Under the Product Liability Directive proposal, AI systems and AI-enabled goods would be classed as “products” and therefore fall subject to the directive’s liability regime. It means compensation is available when defective AI causes damage, without the injured person having to prove the manufacturer’s fault, just like for any other product.
The proposal also makes it clear that not only hardware manufacturers but also software providers and providers of digital services that affect how the product works, such as a navigation service in an autonomous vehicle, can be held liable.
Wouter Seinen, Amsterdam-based expert in technology law, said: “On this point, the EU is deviating from the traditional position where product liability was predominantly a concern for manufacturers and importers of hardware. Broadening the scope is reflecting that software itself has become more prominent and that often similar functionality can be provided by specific equipment, as well as by apps that run on the user’s device.”
The proposal further aims to ensure that manufacturers can be held liable for changes they make to products they have already placed on the market, including when these changes are triggered by software updates or machine learning. It also seeks to alleviate the burden of proof in complex cases, which could include certain cases involving AI systems, and when products fail to comply with safety requirements.
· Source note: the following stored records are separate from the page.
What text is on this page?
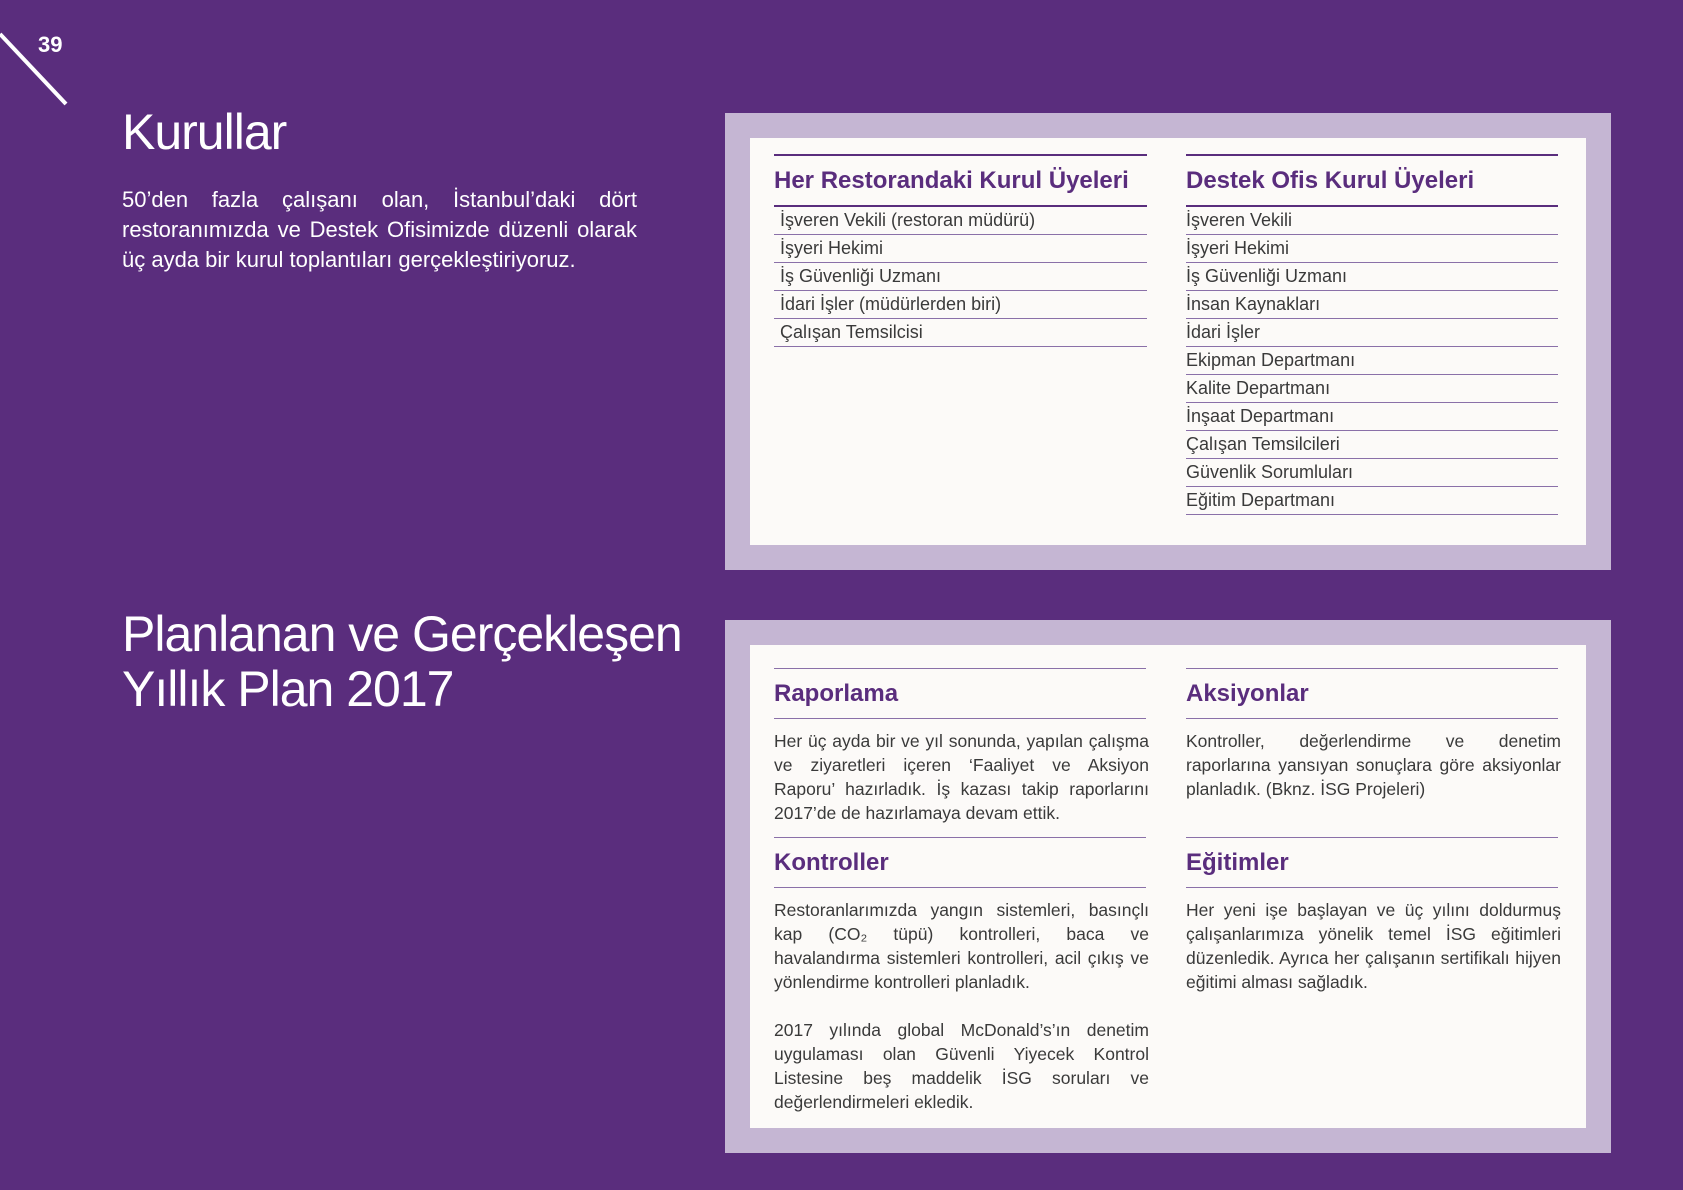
39
Kurullar

50’den fazla çalışanı olan, İstanbul’daki dört restoranımızda ve Destek Ofisimizde düzenli olarak üç ayda bir kurul toplantıları gerçekleştiriyoruz.

Her Restorandaki Kurul Üyeleri
İşveren Vekili (restoran müdürü)
İşyeri Hekimi
İş Güvenliği Uzmanı
İdari İşler (müdürlerden biri)
Çalışan Temsilcisi
Destek Ofis Kurul Üyeleri
İşveren Vekili
İşyeri Hekimi
İş Güvenliği Uzmanı
İnsan Kaynakları
İdari İşler
Ekipman Departmanı
Kalite Departmanı
İnşaat Departmanı
Çalışan Temsilcileri
Güvenlik Sorumluları
Eğitim Departmanı
Planlanan ve Gerçekleşen
Yıllık Plan 2017	Raporlama

Her üç ayda bir ve yıl sonunda, yapılan çalışma ve ziyaretleri içeren ‘Faaliyet ve Aksiyon Raporu’ hazırladık. İş kazası takip raporlarını 2017’de de hazırlamaya devam ettik.

Aksiyonlar

Kontroller, değerlendirme ve denetim raporlarına yansıyan sonuçlara göre aksiyonlar planladık. (Bknz. İSG Projeleri)

Kontroller

Restoranlarımızda yangın sistemleri, basınçlı kap (CO₂ tüpü) kontrolleri, baca ve havalandırma sistemleri kontrolleri, acil çıkış ve yönlendirme kontrolleri planladık.

2017 yılında global McDonald’s’ın denetim uygulaması olan Güvenli Yiyecek Kontrol Listesine beş maddelik İSG soruları ve değerlendirmeleri ekledik.

Eğitimler

Her yeni işe başlayan ve üç yılını doldurmuş çalışanlarımıza yönelik temel İSG eğitimleri düzenledik. Ayrıca her çalışanın sertifikalı hijyen eğitimi alması sağladık.
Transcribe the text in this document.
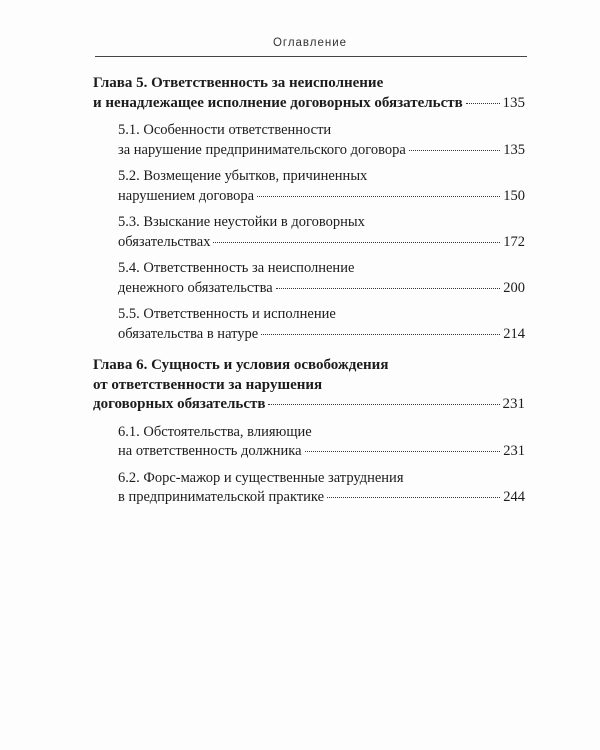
Оглавление
Глава 5. Ответственность за неисполнение
и ненадлежащее исполнение договорных обязательств	135
5.1. Особенности ответственности
за нарушение предпринимательского договора	135
5.2. Возмещение убытков, причиненных
нарушением договора	150
5.3. Взыскание неустойки в договорных
обязательствах	172
5.4. Ответственность за неисполнение
денежного обязательства	200
5.5. Ответственность и исполнение
обязательства в натуре	214
Глава 6. Сущность и условия освобождения
от ответственности за нарушения
договорных обязательств	231
6.1. Обстоятельства, влияющие
на ответственность должника	231
6.2. Форс-мажор и существенные затруднения
в предпринимательской практике	244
Cameron said: “Businesses will be unhappy about the disclosure and burden of proof provisions. However, the EU argument is that these fit neatly with the forthcoming requirements for placing high-risk AI systems on the market under the EU AI Act.”
The Product Liability Directive proposal also builds on liability provisions specific to online platforms that are set to be written into EU law under the Digital Services Act (DSA) in the coming weeks.
The proposed linkage between the Product Liability Directive and the DSA is a game changer for platforms
Under the DSA, online platforms could be held liable for breaches of consumer protection law where they present products or otherwise enable a transaction “in a way that would lead an average consumer to believe that the product is provided either by the online platform itself or by a trader acting under its authority or control”.
The European Commission has now proposed that, under the revised Product Liability Directive, online platforms could face the same liability as distributors for defective products sold via their platforms where they present the product or otherwise enable the specific transaction in a way that confuses the average consumer, though platforms that “promptly identify a relevant economic operator based in the EU” that should be held liable instead will be able to escape liability.
Seinen said: “Platforms are being nudged to be more transparent on who the actual seller of the product is. The proposed linkage between the Product Liability Directive and the DSA is a game changer for platforms as they will have to put in place bespoke controls to shield themselves for products they did not themselves, manufacture, import or even touch.”
New EU rules on AI liability were trailed alongside the EU’s digital future strategy and AI white paper, which were published in early 2020.
The position in the UK is different. No bespoke AI liability rules are envisaged in the UK, though the government did set out its plans for sectoral, risk-based regulation of AI earlier this year – a move that diverges from the approach proposed in the EU with the AI Act.